In sourcing the laces, Bread ships products from China but worked with the development of a lace that is more comfortable, wider and yet still natural looking — not spiraled, clip on or otherwise out of the ordinary in appearance.

“The lace itself is quite essentially indistinguishable from a traditional shoelace,” Prentiss said.

At first he stored all the shoelace boxes in a corner of his apartment, the boxes stacked up, and when it came to marketing, they made TikTok videos in his apartment and at his fraternity house.

HOW IT’S GOING

When it came to landing on a name, Prentiss wanted one short enough to easily fit on ads and the product packaging. But he also didn’t want something that would limit him to only selling laces.

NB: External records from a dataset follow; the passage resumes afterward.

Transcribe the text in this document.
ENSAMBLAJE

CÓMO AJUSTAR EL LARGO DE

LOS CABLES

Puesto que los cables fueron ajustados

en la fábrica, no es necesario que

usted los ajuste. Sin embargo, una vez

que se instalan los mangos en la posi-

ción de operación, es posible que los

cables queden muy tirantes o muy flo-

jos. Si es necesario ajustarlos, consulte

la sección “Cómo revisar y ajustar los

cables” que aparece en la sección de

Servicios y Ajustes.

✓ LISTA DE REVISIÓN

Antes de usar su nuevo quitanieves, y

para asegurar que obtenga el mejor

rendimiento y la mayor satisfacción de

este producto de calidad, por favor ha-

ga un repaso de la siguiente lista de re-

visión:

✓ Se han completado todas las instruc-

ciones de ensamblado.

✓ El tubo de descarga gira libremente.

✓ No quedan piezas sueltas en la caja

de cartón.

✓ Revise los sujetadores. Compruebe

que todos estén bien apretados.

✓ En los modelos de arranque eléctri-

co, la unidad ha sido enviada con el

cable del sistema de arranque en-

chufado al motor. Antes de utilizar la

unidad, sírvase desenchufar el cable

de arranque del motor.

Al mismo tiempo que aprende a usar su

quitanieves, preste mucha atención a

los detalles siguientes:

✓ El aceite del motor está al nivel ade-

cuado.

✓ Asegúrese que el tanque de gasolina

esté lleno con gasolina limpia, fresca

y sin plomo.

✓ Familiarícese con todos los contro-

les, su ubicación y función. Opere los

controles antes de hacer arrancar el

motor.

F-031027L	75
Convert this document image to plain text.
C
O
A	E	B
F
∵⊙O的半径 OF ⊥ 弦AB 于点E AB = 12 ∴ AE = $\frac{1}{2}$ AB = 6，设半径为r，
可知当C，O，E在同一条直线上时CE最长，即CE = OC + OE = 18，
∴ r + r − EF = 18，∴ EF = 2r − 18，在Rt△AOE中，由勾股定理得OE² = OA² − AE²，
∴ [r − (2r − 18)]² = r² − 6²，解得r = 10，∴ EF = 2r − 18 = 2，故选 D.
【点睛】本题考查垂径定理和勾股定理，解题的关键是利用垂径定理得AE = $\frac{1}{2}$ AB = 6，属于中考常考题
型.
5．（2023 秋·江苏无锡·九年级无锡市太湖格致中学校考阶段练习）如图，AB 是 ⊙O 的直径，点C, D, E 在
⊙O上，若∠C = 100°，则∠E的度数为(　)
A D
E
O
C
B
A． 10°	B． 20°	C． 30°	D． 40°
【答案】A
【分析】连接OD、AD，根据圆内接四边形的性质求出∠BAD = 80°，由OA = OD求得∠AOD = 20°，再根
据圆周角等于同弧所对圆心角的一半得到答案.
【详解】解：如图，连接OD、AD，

While other elastic shoe companies tend to have the words stretch, expand or link in the title, which helps with search engine optimization, Prentiss chose “Bread” knowing he could go on to expand his line to include other items.

A few months into their venture, TikTok Shop came out, and they placed two Bread laces — one 54” white lace and one 54” black lace on the market. Pretty soon they had a whole bunch of five star reviews.

These days the company has a warehouse and office not far from Baum Stadium, from which they ship orders and handle all operations. Inside they’re busy innovating, Prentiss said.

What they’re working on next are business shoelaces, laces for kids and toddlers, as well as those for the military, which require a particular color set and combination of stretch and strength. In the future, once those new laces are perfected, they hope to expand to creating shoes and possibly clothing.

Meanwhile, they’re taking a similarly open and creative approach to their giving practices.

“Logistically, it can be challenging … if we sold 15,000 pairs yesterday, we’d need 15,000 loaves of bread,” Prentiss said. Depending on the partnerships they form, the company may begin to donate a portion of proceeds to paying off school debt for students who need meals or make alliances with bakeries. “Of course that’s a discussion we had (recently), so we’re getting the ball rolling on that.”